Saturday 17 January 2015

The Order: 1886

The Order: 1886

Moustached steampunk shooter targets success next month

It’s been a long old while since we were first forced to pick our eyes up off the floor and sluice them clean in the wake of Ready At Dawn’s steampunk action adventure’s initial reveal. Aside from brief hands-on demos at E3 and Gamescom we’ve had very little time to get to grips with how this ridiculously good-looking game actually plays. But after an extensive dissection of the fifth chapter we’ve now plenty of thoughts to share, so strap in as we rappel down the most salient slices of our assault on the Agamemnon.

No, not the Greek king.
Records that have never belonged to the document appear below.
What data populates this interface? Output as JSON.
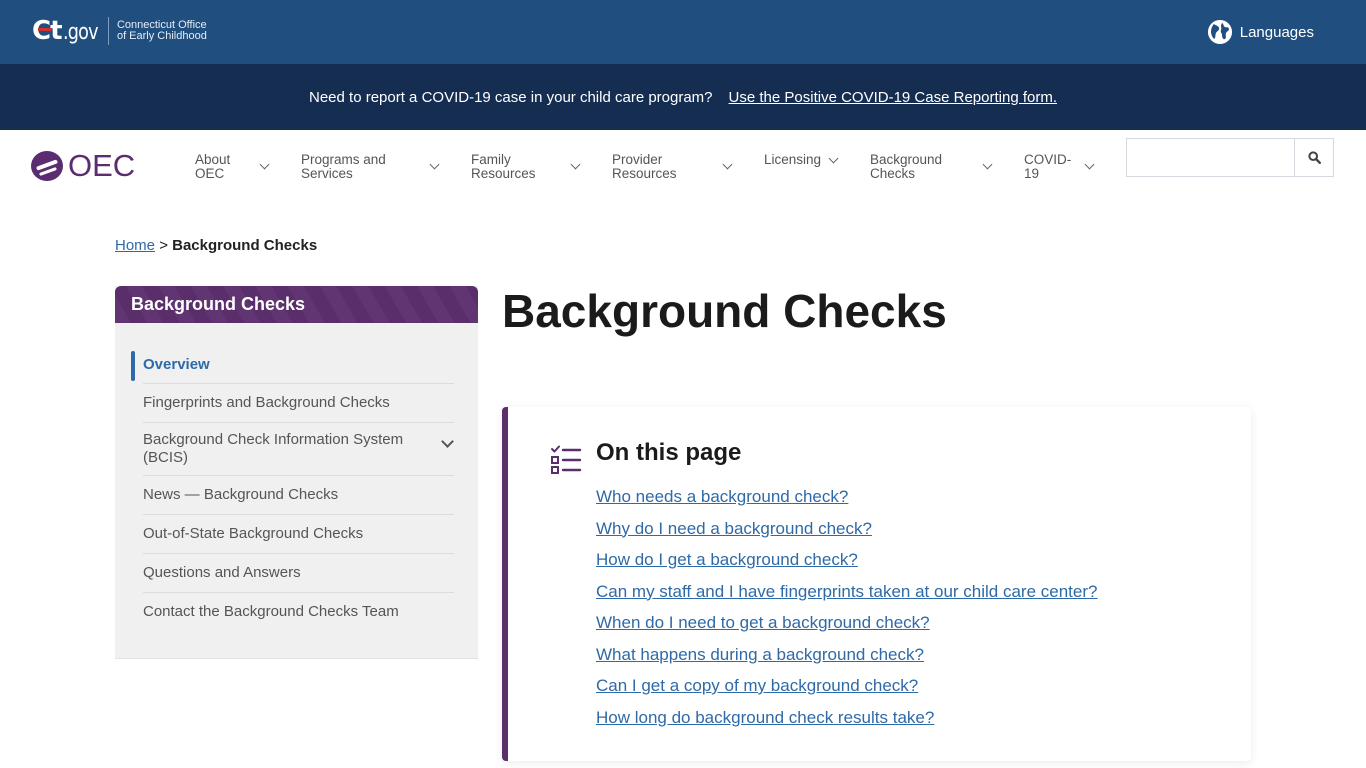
{
  "topbar": {
    "ct_logo_main": "Ct",
    "ct_logo_suffix": ".gov",
    "office_line1": "Connecticut Office",
    "office_line2": "of Early Childhood",
    "languages_label": "Languages"
  },
  "covid_banner": {
    "question": "Need to report a COVID-19 case in your child care program?",
    "link_label": "Use the Positive COVID-19 Case Reporting form."
  },
  "nav": {
    "logo_text": "OEC",
    "items": [
      {
        "line1": "About",
        "line2": "OEC"
      },
      {
        "line1": "Programs and",
        "line2": "Services"
      },
      {
        "line1": "Family",
        "line2": "Resources"
      },
      {
        "line1": "Provider",
        "line2": "Resources"
      },
      {
        "line1": "Licensing",
        "line2": ""
      },
      {
        "line1": "Background",
        "line2": "Checks"
      },
      {
        "line1": "COVID-",
        "line2": "19"
      }
    ],
    "search": {
      "value": "",
      "placeholder": ""
    }
  },
  "breadcrumb": {
    "home": "Home",
    "separator": ">",
    "current": "Background Checks"
  },
  "sidebar": {
    "title": "Background Checks",
    "items": [
      {
        "label": "Overview",
        "active": true
      },
      {
        "label": "Fingerprints and Background Checks"
      },
      {
        "label": "Background Check Information System (BCIS)",
        "expandable": true
      },
      {
        "label": "News — Background Checks"
      },
      {
        "label": "Out-of-State Background Checks"
      },
      {
        "label": "Questions and Answers"
      },
      {
        "label": "Contact the Background Checks Team"
      }
    ]
  },
  "main": {
    "title": "Background Checks",
    "toc": {
      "title": "On this page",
      "links": [
        "Who needs a background check?",
        "Why do I need a background check?",
        "How do I get a background check?",
        "Can my staff and I have fingerprints taken at our child care center?",
        "When do I need to get a background check?",
        "What happens during a background check?",
        "Can I get a copy of my background check?",
        "How long do background check results take?"
      ]
    }
  },
  "colors": {
    "ctgov_blue": "#1f4e7f",
    "banner_navy": "#162d52",
    "oec_purple": "#5a2d6b",
    "link_blue": "#2e6aa8"
  }
}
The Agamemnon is a huge, skyline-dominating zeppelin, replete with first class decor so highbrow it’d have passengers on the Titanic harrumphing through their lip bristles and indignantly spilling their brandy. As Galahad – alongside his fellow members of the titular Order, Lafayette, Isabeau and Sebastian – we climb down the side of the ship in a slow, measured QTE that makes for a poor first impression.

As expected, it looks unbelievably swanky, with Galahad’s coat tails flapping upwards in the breeze. But it’s awfully slow. Little did we know upon entry how deliberate The Order is with its pacing. This ponderous start has a purpose, as from here we’re rushed through a rapidly escalating scenario with all the drama of a matinee popcorn muncher.

The first task of the day is to take control of the cockpit and to do this Galahad and Lafayette split from the group. As we sneak between jutting ironwork and canvas hammocks, we’re drawn into the reality of the ship itself. There is no mini-map clutter or objective waypoint marker guffing up our screen. Instead we’re told in passing where we need to head and must actively navigate the ship, following signage to pass through the crew’s quarters.

Said stealth feels rudimentary, although the snug camera and brutal close-quarters kill animations that play out, each requiring a timed tap of w to execute, are powerfully cinematic. The action ratchets up moment-by-moment, piece-by-piece as we head into a glamorous ballroom gallery.

The Order: 1886

Battle of hastings


Here a political type dubbed Hastings, whom our band of Order-ites is pledged to protect, stands between several guards. We’re told that some of them, marked with particular insignias on their right shoulders, are secretly rebels gearing up to take out Hastings. Not on Galahad’s watch. Our moustachioed hero lifts the canvas bag from his back, pulls off the kind of sniper rifle assembly that would make John McClane blush, then prepares to take fire.

And here’s where the switch gets flipped and we’re finally treated to some rigorous gunplay. The weapons we’re handed aren’t of the high falutin’ steampunk type, instead they feel more grounded in reality. Bullets thud home with meaty thwacks as the gallery erupts into an all-out gunfight. The rebels who we fight against actively attempt to flank us and we’re forced to act, jogging between cover with the camera so close it’s almost bashing into Galahad when we move.

The effect is a style of gunplay that resides somewhere between Resident Evil 4’s measured and tactile outing and Uncharted’s physical scene-stealing cojones. As Galahad moves to reload his M85 Automatisch rifle (the animation here is show-stoppingly cool) the used shell cases audibly pop and fizz into the air. This is a cover-based shooter, there’s no getting around its tried and tested foundations, but it’s one with a startling sense of creative and cinematic flair.

The Order: 1886

Now we’re cooking


Our playthrough culminates in a kitchen shootout, with pots and pans clattering around us. A foolhardy rebel breaks cover as we’re reloading and we’re forced into some up-close melee. Again, the animation shines, brimming with energetic physicality and filling our headphones with grunts of exertion.

All through our demo, we can’t help but notice how well-delivered the world is. It’s steampunk, but not over-cooked. Things that exist in this universe, from the shoulder pads which act as Star Trek-like communicators, or the lock-picking machines that trigger a quick-fire, stick-clicking mini-game, are delivered without fanfare; allowed to exist and flesh out the world without feeling like desperate attempts to ground the fantismal. This place simply exists and the matter-of-fact way its characters engage within it drives home this believability.

We already knew that The Order was a consolebreakingly handsome shooter. Now we know that while it won’t smash gameplay expectations and reinvent the genre, it’s got satisfying gunplay breeze blocks to back up those looks with substance.